Zwischenruf

von Oberkirchenrat Johannes Wittich (Wien)

"Yes, We Can!"

Nun ist er also wieder gewählt worden: Barack Hussein Obama, 44. Präsident der Vereinigten Staaten von Amerika. In wenigen Wochen wird er seine zweite Amtsperiode antreten. Die Amtsperiode, die viele Kommentatoren als "zweite Chance" charakterisieren. Schließlich ist es Barack Obama bei weitem nicht gelungen, die seinerzeit bei der ersten Wahl in ihn gesetzten Erwartungen zu erfüllen. Dass es ihm nicht geglückt ist, hat sicherlich an den politischen Rahmenbedingungen gelegen. Aber eben nicht nur: Die Rolle, die Anhänger, Unterstützer und Bewunderer ihm zugedacht haben, hat stellenweise schon messianische Züge angenommen. Die skeptische Vermutung, dass ein einzelner Mensch an derartig hochgesteckten und idealisierenden Vorstellungen unvermeidlich scheitern muss, hat sich als berechtigt erwiesen.

Dabei war und ist die Geschichte des Barack Obama in ihrer fast märchenhaften Schlichtheit faszinierend: der Aufstieg vom Sohn eines kenianischen Gaststudenten zum mächtigsten Mann der Welt - so eine Karriere bietet sich als Projektionsfläche für Visionen und Träume an. Noch dazu, wenn der Protagonist diesen Aufstieg dem Anschein nach unbeschadet überstanden hat, sowohl was seine Integrität, als auch was seine Überzeugungskraft betrifft. Das als schmutzig verschriene Geschäft der Politik hatte ihn in den Augen seiner Anhänger offensichtlich nicht korrumpiert. Was für ein Kontrast zu dem, was weitläufig über Politik und Politiker gedacht und gemeint wird!

Dass die Hoffnungen auf einen Menschen wie Barack Obama an der Realität gescheitert sind ist ernüchternd - und gleichzeitig auch ein Impuls für kritisches Nachdenken über die eigenen Hoffnungen und Erwartungen. Besonders, wenn diese pseudoreligiöse Züge annehmen. Ein politisches System, auch dessen Weiterentwicklung, steht und fällt nicht mit einer einzigen Person. Wo das vermittelt wird, selbst wenn es unbeabsichtigt geschieht, ist skeptisches Nachfragen angesagt.
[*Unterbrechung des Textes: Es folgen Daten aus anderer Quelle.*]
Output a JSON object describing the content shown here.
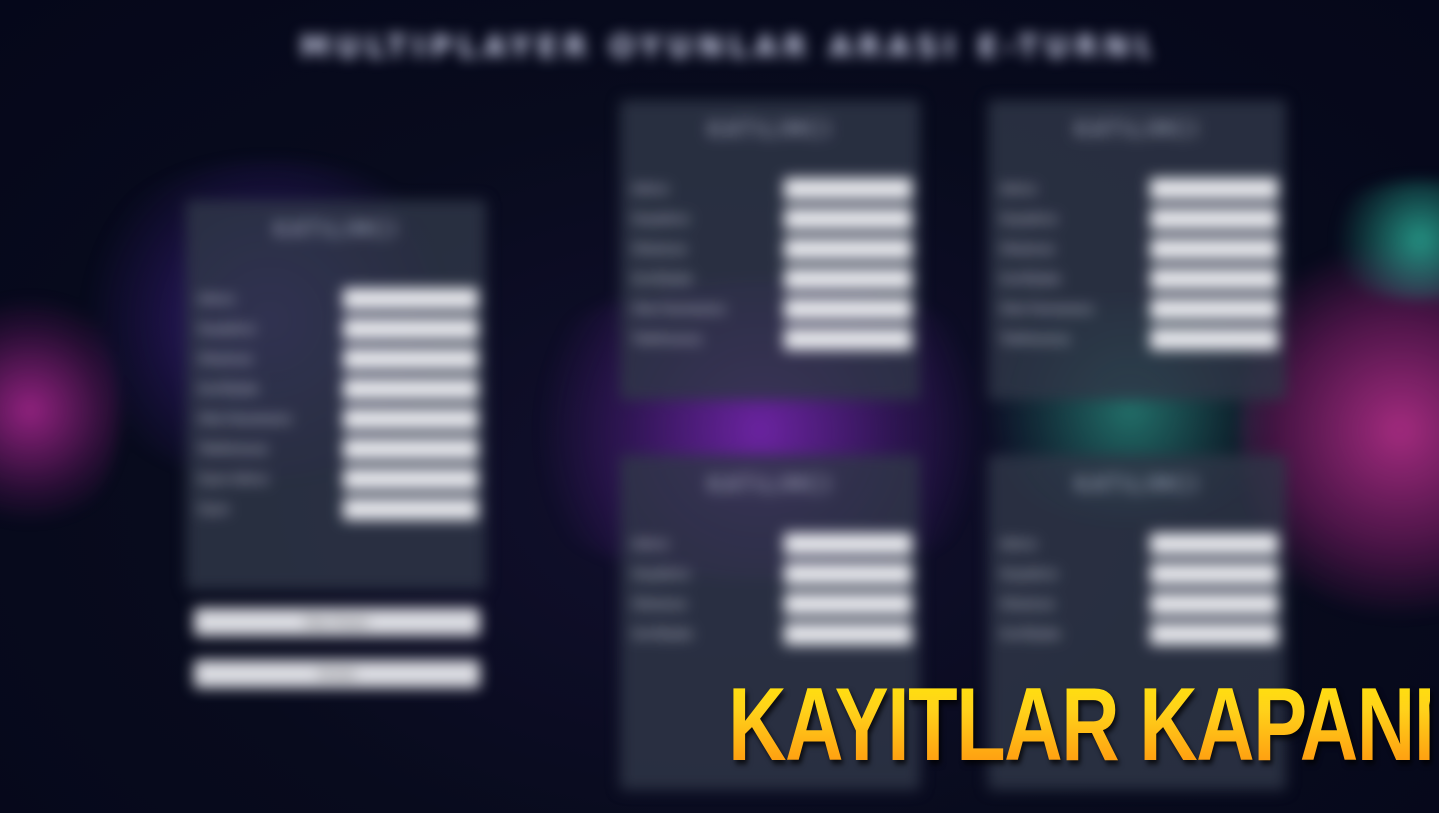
{
  "banner": {
    "text": "KAYITLAR KAPANMIŞTIR",
    "gradient_top": "#fff200",
    "gradient_bottom": "#ff6a00"
  },
  "background": {
    "heading": "MULTIPLAYER OYUNLAR ARASI E-TURNUVA",
    "panel_title": "KATILIMCI",
    "panels": [
      {
        "labels": [
          "Adınız",
          "Soyadınız",
          "Okulunuz",
          "Sınıf/Şube",
          "Okul Numaranız",
          "Telefonunuz",
          "Oyun Adınız",
          "Oyun"
        ],
        "buttons": [
          "Ekip Oluştur",
          "Gönder"
        ]
      },
      {
        "labels": [
          "Adınız",
          "Soyadınız",
          "Okulunuz",
          "Sınıf/Şube",
          "Okul Numaranız",
          "Telefonunuz"
        ]
      },
      {
        "labels": [
          "Adınız",
          "Soyadınız",
          "Okulunuz",
          "Sınıf/Şube",
          "Okul Numaranız",
          "Telefonunuz"
        ]
      },
      {
        "labels": [
          "Adınız",
          "Soyadınız",
          "Okulunuz",
          "Sınıf/Şube"
        ]
      },
      {
        "labels": [
          "Adınız",
          "Soyadınız",
          "Okulunuz",
          "Sınıf/Şube"
        ]
      }
    ],
    "colors": {
      "bg": "#070a1c",
      "panel": "#303748",
      "accent_purple": "#7a2bd0",
      "accent_pink": "#e03fb8",
      "accent_teal": "#2fbfa5"
    }
  }
}
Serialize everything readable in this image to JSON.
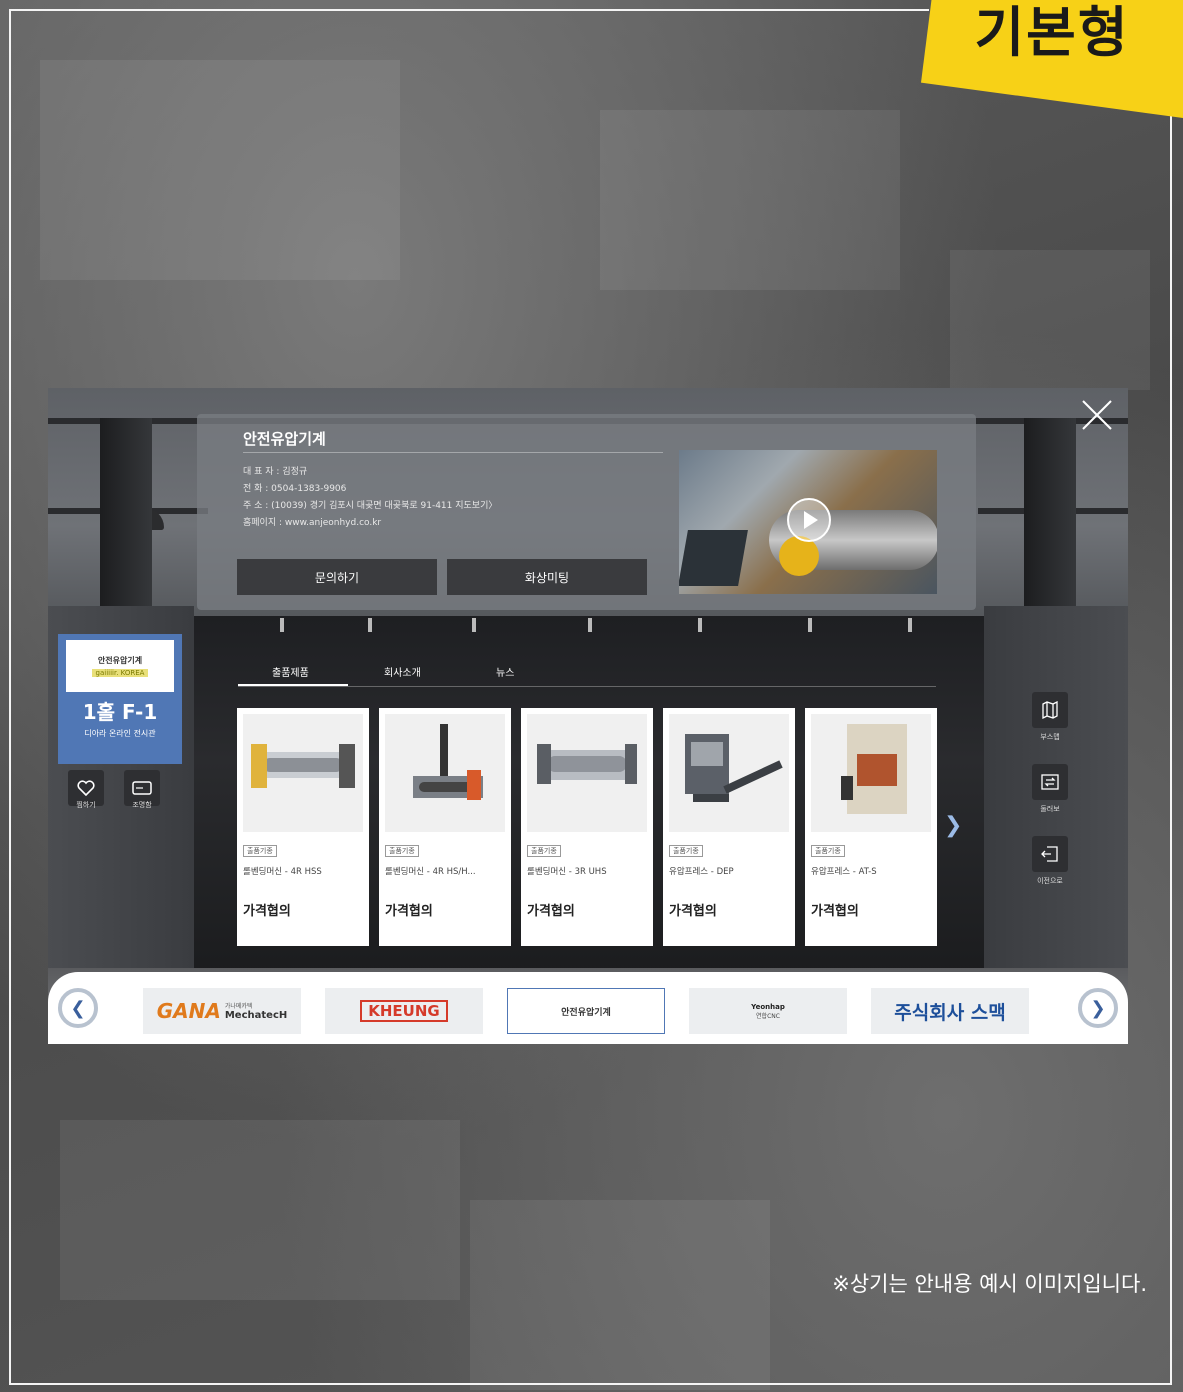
{
  "badge": {
    "label": "기본형"
  },
  "note": "※상기는 안내용 예시 이미지입니다.",
  "company": {
    "name": "안전유압기계",
    "rep": "대 표 자 : 김정규",
    "phone": "전   화 : 0504-1383-9906",
    "address": "주   소 : (10039) 경기 김포시 대곶면 대곶북로 91-411 지도보기〉",
    "homepage": "홈페이지 : www.anjeonhyd.co.kr"
  },
  "buttons": {
    "inquiry": "문의하기",
    "meeting": "화상미팅"
  },
  "booth": {
    "logo_name": "안전유압기계",
    "logo_sub": "gaiiiiir. KOREA",
    "number": "1홀 F-1",
    "subtitle": "디아라 온라인 전시관",
    "like_label": "찜하기",
    "guide_label": "조명함"
  },
  "tabs": [
    "출품제품",
    "회사소개",
    "뉴스"
  ],
  "products": [
    {
      "tag": "출품기종",
      "name": "롤벤딩머신 - 4R HSS",
      "price": "가격협의"
    },
    {
      "tag": "출품기종",
      "name": "롤벤딩머신 - 4R HS/H...",
      "price": "가격협의"
    },
    {
      "tag": "출품기종",
      "name": "롤벤딩머신 - 3R UHS",
      "price": "가격협의"
    },
    {
      "tag": "출품기종",
      "name": "유압프레스 - DEP",
      "price": "가격협의"
    },
    {
      "tag": "출품기종",
      "name": "유압프레스 - AT-S",
      "price": "가격협의"
    }
  ],
  "right_menu": [
    {
      "icon": "map-icon",
      "label": "부스맵"
    },
    {
      "icon": "swap-icon",
      "label": "둘러보"
    },
    {
      "icon": "exit-icon",
      "label": "이전으로"
    }
  ],
  "brands": [
    {
      "name": "GANA",
      "sub": "가나메카텍",
      "sub2": "MechatecH"
    },
    {
      "name": "KHEUNG"
    },
    {
      "name": "안전유압기계"
    },
    {
      "name": "Yeonhap",
      "sub": "연합CNC"
    },
    {
      "name": "주식회사 스맥"
    }
  ],
  "colors": {
    "accent": "#f7d117",
    "booth_blue": "#5077b5"
  }
}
Biblische Erzählungen präsentieren wiederholt ein Muster für Visionen von gesellschaftlichen Veränderungen. Friede - "Schalom" - und Gerechtigkeit sind zentrale Begriffe der herrschafts- und gesellschaftskritischen Tradition des Ersten oder Alten Testaments, auf das sich Christen und Juden gemeinsam berufen. Diese Texte sind nahezu immer aus der Perspektive derjenigen, die sich Veränderung mit gutem Grund ganz besonders herbeisehnen, formuliert: Aus der Perspektive heimatloser Nomaden, aus der eines ehemaligen Sklavenvolkes, aus dem Blickwinkel von Opfern sozialer Ungerechtigkeit, von Heimatvertriebenen im Exil. Und auch Jesus zeichnet im Neuen Testament mit seinem Bild eines "Reichs der Himmel mitten unter uns" eine Vorstellung davon, wie es sein könnte. Diese Geschichten und Visionen faszinieren bis heute - und geben ein Grundmuster vor: Veränderung, so wird festgehalten, geschieht durch menschliches Wirken. Durch Umdenken und bewusstes Durchbrechen bestehender Strukturen. Menschen können und sollen mitwirken am Gestalten einer besseren Welt. Und zwar alle - und nicht nur Einzelne, Berufene, Auserwählte oder mit besonderen Befugnissen Ausgestattete.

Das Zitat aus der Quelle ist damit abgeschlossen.